Can some one help me understand this question please? Give exact and approximate solutions to three decimal places. x^2-7x+11=0
Sure! The given question is asking for the exact and approximate solutions to the equation x^2 - 7x + 11 = 0, with both solutions rounded to three decimal places.
To solve this equation, we can use the quadratic formula, which states that for any quadratic equation in the form ax^2 + bx + c = 0, the solutions can be found using x = (-b ± √(b^2 - 4ac)) / (2a).
Comparing our equation to the general form, we have:
a = 1, b = -7, c = 11
Now we can substitute these values into the quadratic formula and solve for x:
x = (-(-7) ± √((-7)^2 - 4 * 1 * 11)) / (2 * 1)
= (7 ± √(49 - 44)) / 2
= (7 ± √(5)) / 2
So the exact solutions to the equation are:
x₁ = (7 + √(5)) / 2
x₂ = (7 - √(5)) / 2
Now, let's calculate the approximate solutions rounded to three decimal places.
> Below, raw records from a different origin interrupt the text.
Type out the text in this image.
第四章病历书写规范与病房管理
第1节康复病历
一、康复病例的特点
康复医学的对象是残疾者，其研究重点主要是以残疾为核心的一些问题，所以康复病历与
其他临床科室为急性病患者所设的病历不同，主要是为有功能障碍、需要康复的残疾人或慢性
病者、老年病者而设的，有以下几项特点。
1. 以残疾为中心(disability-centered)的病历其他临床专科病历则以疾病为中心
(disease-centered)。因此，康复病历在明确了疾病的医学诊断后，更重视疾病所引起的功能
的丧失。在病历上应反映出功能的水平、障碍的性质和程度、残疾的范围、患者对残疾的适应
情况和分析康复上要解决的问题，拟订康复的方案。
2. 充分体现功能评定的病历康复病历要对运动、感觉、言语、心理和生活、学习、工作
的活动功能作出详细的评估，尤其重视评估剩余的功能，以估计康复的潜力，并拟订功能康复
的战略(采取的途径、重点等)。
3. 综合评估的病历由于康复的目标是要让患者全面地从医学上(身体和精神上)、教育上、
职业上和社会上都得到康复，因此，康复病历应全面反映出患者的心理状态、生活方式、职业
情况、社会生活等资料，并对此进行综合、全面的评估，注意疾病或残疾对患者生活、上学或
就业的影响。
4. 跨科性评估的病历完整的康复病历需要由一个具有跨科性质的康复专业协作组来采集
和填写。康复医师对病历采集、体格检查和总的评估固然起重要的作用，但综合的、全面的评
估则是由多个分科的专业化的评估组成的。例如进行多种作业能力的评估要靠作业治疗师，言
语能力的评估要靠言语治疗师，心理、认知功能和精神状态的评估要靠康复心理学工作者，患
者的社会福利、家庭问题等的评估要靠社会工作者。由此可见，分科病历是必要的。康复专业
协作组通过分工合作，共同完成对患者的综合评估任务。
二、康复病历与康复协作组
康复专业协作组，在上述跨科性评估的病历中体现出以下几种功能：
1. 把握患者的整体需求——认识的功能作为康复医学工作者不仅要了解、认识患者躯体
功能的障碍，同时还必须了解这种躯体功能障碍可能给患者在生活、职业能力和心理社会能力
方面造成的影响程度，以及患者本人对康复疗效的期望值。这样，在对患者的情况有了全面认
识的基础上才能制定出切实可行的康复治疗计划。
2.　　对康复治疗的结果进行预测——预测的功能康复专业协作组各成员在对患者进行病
We can use a calculator to find the approximate values of √(5) and perform the calculations:
Approximate value of √(5) ≈ 2.236
For x₁:
x₁ ≈ (7 + 2.236) / 2
≈ 4.618
For x₂:
x₂ ≈ (7 - 2.236) / 2
≈ 1.382
Therefore, the exact solutions to the equation x^2 - 7x + 11 = 0 are x₁ = (7 + √(5)) / 2 and x₂ = (7 - √(5)) / 2. And the approximate solutions rounded to three decimal places are x₁ ≈ 4.618 and x₂ ≈ 1.382.